In the early 2000s, right around the time Jurassic Park III made its inglorious debut in theaters, John Hutchinson made the first serious attempt to study the locomotory behaviors of T. rex and predict its speed. Hutchinson used computer models—then a novel technique for paleontologists—to show that T. rex would have needed laughably huge leg muscles—comprising an absurdly impossible 86% of total body mass—to run quickly (at, say, more than 20 miles per hour). And even if rex somehow could force its muscles into overdrive and accelerate to running speeds, its hefty seven-ton bulk would have made it liable to tip over, like a race car taking a corner too quickly.
Hutchinson’s vision of T. rex became widely accepted by most of my fellow paleontologists. But like most arguments sequestered in the peer-reviewed literature, it was nearly powerless against the crush of pop culture. When Jurassic World raked in hundreds of millions of dollars in the summer of 2015, audiences still gawked at a speed-burner T. rex.

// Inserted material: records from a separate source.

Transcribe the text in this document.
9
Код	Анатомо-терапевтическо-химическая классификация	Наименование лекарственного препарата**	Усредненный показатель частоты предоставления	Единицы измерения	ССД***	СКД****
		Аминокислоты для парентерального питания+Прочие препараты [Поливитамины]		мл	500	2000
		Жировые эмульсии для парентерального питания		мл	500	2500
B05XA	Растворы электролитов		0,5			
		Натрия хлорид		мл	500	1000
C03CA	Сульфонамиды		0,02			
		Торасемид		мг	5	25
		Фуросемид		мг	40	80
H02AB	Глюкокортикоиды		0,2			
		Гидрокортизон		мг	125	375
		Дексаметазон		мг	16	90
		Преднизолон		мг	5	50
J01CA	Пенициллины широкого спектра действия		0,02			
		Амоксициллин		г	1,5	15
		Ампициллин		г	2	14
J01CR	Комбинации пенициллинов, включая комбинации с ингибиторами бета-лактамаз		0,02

Perhaps two new studies will change that. They use wildly different methods, but both agree with Hutchinson.
The first, a paper published in the journal PeerJ by paleontologist Bill Sellers and his team, builds on Hutchinson’s work by utilizing the latest and most comprehensive computer models. They began with a high-resolution, three-dimensional laser scan of one of the best preserved and most complete T. rex skeletons ever found. Then, they digitally added muscles and other soft tissues, by locating all of the small bumps and projections on the bones where these tissues attach and comparing with living dinosaur relatives (like birds and crocodiles) to make sure they were putting the muscles in the right places. Finally, they used a variety of computer simulations to put their fully fleshed-out rex through all sorts of walking, jogging, and running routines. The result was clear: T. rex could only move at a walking gait, of about 12 miles per hour (20 kilometers per hour). If it tried to run at Jurassic Park speeds, its foot bones would have shattered.
The second study, published in Nature Ecology and Evolution by a team of biologists led by Myriam Hirt, took a much different approach. To understand T. rex, they turned to modern animals. They compiled a database of the top speeds and body sizes of nearly 500 living species and found a general relationship between these two basic metrics, which means that by simply knowing the mass of T. rex (seven tons) they could predict its top speed at about 18 miles-per-hour (29 kilometers-per-hour).
Yes, the studies differ slightly in detail, with the Sellers computer models suggesting a lower speed than the Hirt equation. But this difference is minor, and is explained by the different methodologies: one uses specific anatomical models of T. rex; the other is a panoramic study of living species that looks at top speeds (and not average or “normal” speeds). In the grand scheme of things, the studies are remarkably congruent with each other, and with Hutchinson’s work. T. rex could not run fast.
So what was life like for T. rex as a living, breathing animal? We have to drop the assumption that rex was a big, mean dinosaur version of a cheetah. It was not a pursuit predator that would chase down its prey over long distances. Most of the time it could merely walk, or maybe enter into a slow jog before quickly exhausting itself. When hunting, T. rex relied on its brute strength and its keen intelligence and senses, not its speed.
That also means that the Jurassic Park rex couldn’t have caught up with the Jeep, at least once it got past first gear. Jeff Goldblum would have been okay—he probably would have laughed as the rex pathetically tried to keep pace by power walking, as the Jeep sped off into the rain. But that just doesn’t have the same cinematic drama, now does it?